A startup brasileira BotBot desenvolveu uma tecnologia que busca tornar robôs mais inteligentes e úteis em aplicações corporativas. O produto, chamado BotBrain, funciona como uma espécie de “cérebro” com inteligência artificial, capaz de ajudar máquinas a interpretar o ambiente e tomar decisões a partir de regras definidas.

Fundada em janeiro de 2025, em São Paulo, a empresa mira inicialmente o mercado corporativo. A proposta é permitir que robôs sejam usados em atividades como rondas patrimoniais, inspeções de segurança, monitoramento de áreas de risco e verificação de condições em ambientes industriais.

Segundo o g1, o projeto foi apresentado durante a São Paulo Innovation Week, evento de tecnologia e inovação realizado em maio na capital paulista.

Como funciona o BotBrain

O BotBrain é um módulo que pode ser acoplado a diferentes tipos de robôs, incluindo modelos humanoides, quadrúpedes, como os chamados “cães-robôs”, e equipamentos com rodas.

A tecnologia reúne câmeras, sensores, alto-falantes e software de monitoramento. A partir de um computador, uma pessoa pode configurar ações, acompanhar a operação e definir regras para o comportamento do robô.

Na prática, o sistema permite que a máquina deixe de apenas executar movimentos programados e passe a agir com mais contexto. Um robô pode, por exemplo, mapear um ambiente, identificar se portas estão abertas fora do padrão, verificar se funcionários usam equipamentos de proteção ou detectar sinais de vazamento e risco.

Em modelos nos quais não é possível instalar o módulo físico, a startup afirma que consegue operar com a parte de software, integrada ao robô conforme as permissões do fabricante.
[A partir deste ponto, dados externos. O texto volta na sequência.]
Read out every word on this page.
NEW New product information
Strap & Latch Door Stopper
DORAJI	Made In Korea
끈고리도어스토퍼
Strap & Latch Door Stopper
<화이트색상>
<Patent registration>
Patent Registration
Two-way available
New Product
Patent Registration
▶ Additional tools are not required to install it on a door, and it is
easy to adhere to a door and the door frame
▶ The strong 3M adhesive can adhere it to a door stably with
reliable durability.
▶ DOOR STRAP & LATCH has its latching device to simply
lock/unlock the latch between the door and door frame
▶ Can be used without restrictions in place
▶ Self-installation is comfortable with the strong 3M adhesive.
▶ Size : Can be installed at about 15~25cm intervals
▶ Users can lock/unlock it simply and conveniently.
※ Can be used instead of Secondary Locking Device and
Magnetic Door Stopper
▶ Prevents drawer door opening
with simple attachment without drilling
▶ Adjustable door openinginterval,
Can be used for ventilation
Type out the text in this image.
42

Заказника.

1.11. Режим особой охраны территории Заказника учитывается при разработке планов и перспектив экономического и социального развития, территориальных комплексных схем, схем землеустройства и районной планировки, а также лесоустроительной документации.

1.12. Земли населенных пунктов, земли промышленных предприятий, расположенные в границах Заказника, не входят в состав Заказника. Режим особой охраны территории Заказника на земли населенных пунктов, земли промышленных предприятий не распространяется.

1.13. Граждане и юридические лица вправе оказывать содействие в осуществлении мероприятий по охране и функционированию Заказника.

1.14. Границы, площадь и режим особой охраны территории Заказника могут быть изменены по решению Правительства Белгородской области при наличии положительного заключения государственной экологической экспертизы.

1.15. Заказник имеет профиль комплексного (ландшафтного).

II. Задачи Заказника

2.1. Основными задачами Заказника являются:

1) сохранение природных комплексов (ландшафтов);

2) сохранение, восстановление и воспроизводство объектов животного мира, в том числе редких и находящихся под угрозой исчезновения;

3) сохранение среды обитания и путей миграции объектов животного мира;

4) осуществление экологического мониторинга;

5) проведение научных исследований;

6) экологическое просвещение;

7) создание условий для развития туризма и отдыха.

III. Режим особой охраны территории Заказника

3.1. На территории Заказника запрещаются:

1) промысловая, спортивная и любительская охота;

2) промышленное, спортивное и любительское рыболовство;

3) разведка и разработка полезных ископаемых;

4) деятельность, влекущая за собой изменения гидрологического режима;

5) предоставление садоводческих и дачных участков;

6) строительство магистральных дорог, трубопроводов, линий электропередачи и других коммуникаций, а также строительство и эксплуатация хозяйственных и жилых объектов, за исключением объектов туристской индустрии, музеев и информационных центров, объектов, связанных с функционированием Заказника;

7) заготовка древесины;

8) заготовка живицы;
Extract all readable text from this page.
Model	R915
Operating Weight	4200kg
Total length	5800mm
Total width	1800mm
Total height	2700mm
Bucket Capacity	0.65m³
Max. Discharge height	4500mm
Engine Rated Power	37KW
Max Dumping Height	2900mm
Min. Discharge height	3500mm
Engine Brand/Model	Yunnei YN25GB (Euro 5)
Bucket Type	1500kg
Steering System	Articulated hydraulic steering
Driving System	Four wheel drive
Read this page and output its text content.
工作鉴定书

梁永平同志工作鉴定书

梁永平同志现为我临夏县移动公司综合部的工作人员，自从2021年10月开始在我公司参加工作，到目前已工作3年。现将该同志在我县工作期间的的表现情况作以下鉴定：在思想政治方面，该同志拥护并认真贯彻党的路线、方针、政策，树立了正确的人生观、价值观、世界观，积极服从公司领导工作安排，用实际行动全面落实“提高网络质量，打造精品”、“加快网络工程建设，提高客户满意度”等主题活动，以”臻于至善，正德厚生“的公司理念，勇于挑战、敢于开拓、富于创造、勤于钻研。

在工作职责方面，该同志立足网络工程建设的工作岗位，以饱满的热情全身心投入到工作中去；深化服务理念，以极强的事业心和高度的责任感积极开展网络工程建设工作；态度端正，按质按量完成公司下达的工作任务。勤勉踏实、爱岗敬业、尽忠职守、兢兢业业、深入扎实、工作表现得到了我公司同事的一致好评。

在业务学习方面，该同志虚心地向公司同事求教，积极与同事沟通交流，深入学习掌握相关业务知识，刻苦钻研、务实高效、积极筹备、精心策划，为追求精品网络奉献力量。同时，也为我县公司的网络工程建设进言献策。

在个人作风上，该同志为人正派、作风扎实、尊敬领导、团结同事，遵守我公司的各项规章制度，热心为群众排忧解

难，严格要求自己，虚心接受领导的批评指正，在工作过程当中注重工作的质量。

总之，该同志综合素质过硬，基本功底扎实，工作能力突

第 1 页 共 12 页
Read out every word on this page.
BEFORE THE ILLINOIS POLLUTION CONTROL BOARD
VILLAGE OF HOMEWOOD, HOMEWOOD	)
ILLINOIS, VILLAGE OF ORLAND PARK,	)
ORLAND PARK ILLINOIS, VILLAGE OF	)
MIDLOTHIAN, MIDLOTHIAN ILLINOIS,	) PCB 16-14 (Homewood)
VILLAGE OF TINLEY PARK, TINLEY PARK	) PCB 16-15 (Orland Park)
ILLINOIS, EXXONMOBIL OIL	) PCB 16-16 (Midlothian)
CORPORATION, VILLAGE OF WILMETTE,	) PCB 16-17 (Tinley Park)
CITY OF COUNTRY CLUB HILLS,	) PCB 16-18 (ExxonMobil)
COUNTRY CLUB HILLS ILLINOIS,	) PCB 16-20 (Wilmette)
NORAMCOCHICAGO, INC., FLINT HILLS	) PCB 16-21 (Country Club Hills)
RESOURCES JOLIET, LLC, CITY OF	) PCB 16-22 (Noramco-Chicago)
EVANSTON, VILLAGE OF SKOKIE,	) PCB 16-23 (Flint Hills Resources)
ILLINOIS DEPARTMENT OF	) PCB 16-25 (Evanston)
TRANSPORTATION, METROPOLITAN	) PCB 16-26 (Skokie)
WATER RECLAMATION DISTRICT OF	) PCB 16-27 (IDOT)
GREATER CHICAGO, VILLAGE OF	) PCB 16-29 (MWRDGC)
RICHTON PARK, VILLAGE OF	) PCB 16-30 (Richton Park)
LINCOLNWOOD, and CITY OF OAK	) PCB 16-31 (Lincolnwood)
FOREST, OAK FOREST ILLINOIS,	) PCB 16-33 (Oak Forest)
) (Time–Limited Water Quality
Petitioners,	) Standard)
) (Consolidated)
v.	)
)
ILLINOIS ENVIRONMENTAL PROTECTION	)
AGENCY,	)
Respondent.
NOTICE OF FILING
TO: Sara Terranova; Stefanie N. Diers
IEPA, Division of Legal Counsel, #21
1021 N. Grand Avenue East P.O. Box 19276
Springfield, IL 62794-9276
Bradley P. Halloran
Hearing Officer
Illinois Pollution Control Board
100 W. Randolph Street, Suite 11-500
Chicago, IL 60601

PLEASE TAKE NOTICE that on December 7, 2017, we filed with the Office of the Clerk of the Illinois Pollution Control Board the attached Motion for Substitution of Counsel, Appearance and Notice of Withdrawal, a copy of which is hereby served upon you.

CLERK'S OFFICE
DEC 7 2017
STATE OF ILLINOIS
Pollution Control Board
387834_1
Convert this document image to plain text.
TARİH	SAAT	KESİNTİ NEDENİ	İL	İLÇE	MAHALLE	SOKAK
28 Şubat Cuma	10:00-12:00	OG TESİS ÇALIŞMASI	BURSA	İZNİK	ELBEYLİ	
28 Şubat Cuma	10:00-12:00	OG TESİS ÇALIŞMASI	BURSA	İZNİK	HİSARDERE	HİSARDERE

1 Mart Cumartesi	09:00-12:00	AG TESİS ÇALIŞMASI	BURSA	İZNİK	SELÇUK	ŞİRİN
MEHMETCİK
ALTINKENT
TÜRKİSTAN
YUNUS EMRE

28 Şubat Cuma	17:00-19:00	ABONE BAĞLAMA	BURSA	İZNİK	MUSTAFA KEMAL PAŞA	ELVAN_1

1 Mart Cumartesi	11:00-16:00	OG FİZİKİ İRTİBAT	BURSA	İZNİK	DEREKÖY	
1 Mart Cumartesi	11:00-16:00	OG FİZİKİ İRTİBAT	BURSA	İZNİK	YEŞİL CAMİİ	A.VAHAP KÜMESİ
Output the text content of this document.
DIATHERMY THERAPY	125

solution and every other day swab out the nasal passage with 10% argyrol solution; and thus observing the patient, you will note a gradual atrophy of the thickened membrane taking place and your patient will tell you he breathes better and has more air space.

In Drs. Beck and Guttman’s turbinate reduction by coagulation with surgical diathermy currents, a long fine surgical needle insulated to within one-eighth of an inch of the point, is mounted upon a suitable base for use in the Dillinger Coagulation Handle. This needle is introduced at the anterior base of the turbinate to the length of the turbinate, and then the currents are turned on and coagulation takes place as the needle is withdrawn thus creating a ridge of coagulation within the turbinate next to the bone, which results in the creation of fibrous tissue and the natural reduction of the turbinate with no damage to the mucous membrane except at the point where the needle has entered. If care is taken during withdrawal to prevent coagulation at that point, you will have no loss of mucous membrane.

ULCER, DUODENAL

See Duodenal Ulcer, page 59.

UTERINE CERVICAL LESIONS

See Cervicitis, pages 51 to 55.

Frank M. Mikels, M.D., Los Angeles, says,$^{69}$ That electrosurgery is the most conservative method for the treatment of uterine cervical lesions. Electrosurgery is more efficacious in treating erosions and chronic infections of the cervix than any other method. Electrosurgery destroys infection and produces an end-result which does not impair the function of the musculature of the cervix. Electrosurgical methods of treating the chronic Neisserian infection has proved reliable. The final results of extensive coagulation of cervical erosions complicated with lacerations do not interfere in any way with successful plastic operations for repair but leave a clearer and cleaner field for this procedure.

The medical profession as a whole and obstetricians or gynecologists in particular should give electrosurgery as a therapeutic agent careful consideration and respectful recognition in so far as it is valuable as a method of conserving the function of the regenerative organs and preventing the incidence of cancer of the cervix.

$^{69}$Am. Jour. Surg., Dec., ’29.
Tecnologia mira empresas antes de chegar às casas

Por enquanto, a solução é voltada a empresas. O sistema é oferecido em modelo de aluguel por US$ 1 mil por mês, cerca de R$ 5 mil, sem incluir o robô, que deve ser adquirido separadamente de outros fabricantes.

A BotBot afirma que o valor reflete o estágio inicial da tecnologia e inclui atualizações conforme o produto evolui. A empresa vê aplicações em segurança, indústria, infraestrutura e monitoramento de estruturas como pontes, barragens e áreas de difícil acesso.

O avanço também aponta para uma tendência maior do mercado: a chamada IA física, ou Physical AI, que combina inteligência artificial com sistemas do mundo real, como robôs e máquinas capazes de interagir com o ambiente.

Mercado global também avança nessa direção

A ideia de tornar robôs mais autônomos com IA não é exclusiva da BotBot. Empresas internacionais também trabalham em tecnologias semelhantes.

A Skild AI, startup fundada em 2023, desenvolve sistemas para permitir que robôs executem tarefas físicas com maior capacidade de adaptação. Já a Boston Dynamics anunciou parceria com o Google DeepMind para ampliar a inteligência de robôs humanoides em aplicações industriais.